To compare this model evolution to observations, I analyze the results of simulations of the FSTD, coupled to a mixed-layer ocean model. A long-held paradigm in sea ice modeling is that the FSTD is scale-invariant (i.e., represented by a power law) in floe size. Yet this is contradicted by the observational record: when the range of resolved floe sizes is large, observations are fit to two power laws, covering different size ranges, and with different slopes. Using this coupled framework, I show the emergence of such ``double power-law'' distributions, due to the interaction of different processes that act a different floe length scales. In some cases, such as when a steady-state develops between the advection of ice into and out of the domain and collisions between floes, I show the emergence of a power-law FSTD. Generally, the FSTD does not evolve as a power law, and I indicate how errors caused by relying on a power-law fit may lead to significant biases in estimating sea ice evolution.

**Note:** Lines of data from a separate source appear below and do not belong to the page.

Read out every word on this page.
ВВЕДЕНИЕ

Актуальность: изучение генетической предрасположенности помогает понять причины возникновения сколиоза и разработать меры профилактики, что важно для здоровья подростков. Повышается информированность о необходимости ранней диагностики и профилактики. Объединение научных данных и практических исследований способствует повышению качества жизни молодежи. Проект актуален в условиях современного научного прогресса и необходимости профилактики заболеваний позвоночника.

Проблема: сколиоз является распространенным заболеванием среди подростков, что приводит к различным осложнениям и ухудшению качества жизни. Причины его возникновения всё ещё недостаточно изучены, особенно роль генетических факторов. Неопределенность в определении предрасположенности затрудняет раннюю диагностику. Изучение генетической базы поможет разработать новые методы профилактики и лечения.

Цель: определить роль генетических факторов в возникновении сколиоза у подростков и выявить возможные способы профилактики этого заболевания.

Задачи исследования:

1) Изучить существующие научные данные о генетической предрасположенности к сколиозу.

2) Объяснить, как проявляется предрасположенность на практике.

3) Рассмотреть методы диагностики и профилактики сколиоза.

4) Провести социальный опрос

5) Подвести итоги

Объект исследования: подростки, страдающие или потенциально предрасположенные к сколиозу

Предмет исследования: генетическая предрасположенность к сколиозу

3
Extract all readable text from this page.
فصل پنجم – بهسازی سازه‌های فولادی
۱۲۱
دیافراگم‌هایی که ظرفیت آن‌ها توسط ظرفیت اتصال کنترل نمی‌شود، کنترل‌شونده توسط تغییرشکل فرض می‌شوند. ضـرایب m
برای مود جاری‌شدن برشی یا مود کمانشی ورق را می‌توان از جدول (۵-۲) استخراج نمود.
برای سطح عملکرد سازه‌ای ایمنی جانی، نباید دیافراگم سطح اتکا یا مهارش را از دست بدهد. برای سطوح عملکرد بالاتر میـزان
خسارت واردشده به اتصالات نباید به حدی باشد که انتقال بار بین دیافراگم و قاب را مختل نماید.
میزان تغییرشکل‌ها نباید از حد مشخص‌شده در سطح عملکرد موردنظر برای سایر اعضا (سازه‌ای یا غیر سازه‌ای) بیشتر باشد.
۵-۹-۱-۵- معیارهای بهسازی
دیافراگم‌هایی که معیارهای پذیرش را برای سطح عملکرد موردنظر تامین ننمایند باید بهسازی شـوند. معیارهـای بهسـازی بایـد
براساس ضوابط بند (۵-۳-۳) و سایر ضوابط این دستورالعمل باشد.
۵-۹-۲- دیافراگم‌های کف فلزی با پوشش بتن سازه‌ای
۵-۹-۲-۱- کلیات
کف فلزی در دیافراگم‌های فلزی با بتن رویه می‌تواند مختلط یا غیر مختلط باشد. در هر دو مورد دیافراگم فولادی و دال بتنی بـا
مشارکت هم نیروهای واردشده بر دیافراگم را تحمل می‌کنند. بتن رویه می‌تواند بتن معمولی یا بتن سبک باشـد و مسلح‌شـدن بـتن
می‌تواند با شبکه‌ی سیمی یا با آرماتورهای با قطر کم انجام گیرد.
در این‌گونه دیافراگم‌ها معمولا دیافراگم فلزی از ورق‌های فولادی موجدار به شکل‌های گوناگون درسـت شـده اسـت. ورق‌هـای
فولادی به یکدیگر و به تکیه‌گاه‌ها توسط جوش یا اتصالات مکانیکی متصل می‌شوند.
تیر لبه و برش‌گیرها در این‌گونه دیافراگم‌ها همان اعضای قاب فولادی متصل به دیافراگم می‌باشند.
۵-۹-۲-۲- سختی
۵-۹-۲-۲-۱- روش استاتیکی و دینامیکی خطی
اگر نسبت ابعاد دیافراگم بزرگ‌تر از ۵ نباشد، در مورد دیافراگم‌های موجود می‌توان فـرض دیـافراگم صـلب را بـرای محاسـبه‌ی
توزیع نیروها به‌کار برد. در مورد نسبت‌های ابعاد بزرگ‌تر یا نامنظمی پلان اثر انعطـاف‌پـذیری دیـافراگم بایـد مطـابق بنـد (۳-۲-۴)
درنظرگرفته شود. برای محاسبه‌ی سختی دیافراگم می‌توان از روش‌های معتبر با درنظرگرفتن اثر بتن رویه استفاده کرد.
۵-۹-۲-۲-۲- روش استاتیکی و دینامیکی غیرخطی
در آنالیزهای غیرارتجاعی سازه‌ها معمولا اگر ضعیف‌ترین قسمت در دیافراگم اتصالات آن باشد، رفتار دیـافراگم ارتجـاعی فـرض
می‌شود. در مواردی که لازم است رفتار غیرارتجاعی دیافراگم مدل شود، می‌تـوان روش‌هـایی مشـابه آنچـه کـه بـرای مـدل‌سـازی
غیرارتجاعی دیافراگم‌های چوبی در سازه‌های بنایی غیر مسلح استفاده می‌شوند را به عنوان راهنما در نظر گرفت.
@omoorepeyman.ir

I finally show explicitly how the floe size distribution affects sea ice melt rates, and therefore climate response. I study the relationship between ocean eddies and floe size, by considering how sub-mesoscale ocean eddies may be energized at the edge of individual sea ice floes. Using idealized coupled model studies, I demonstrate that sharp gradients in the ocean's temperature and salinity may develop at the edge of melting floes. These gradients are unstable to baroclinic instabilities that develop into ocean eddies, mixing heat and salinity laterally and vertically with eddy length scales on the order of several kilometers. The horizontal mixing by these eddies brings warm water to under the edge of individual floes and melts them at a rate that depends on the floe perimeter, and therefore on floe size. For model experiments that begin with the same ice concentration, volume, albedo, and external forcing, but with floe sizes ranging from 1km to 50 km, the time it takes to melt ice can vary by several months, showing that an initial ice cover with more floes (smaller floe size) melts faster. This demonstrates that a model of the FSTD indeed needs to be included in climate models to more accurately represent the response of sea ice to climate change.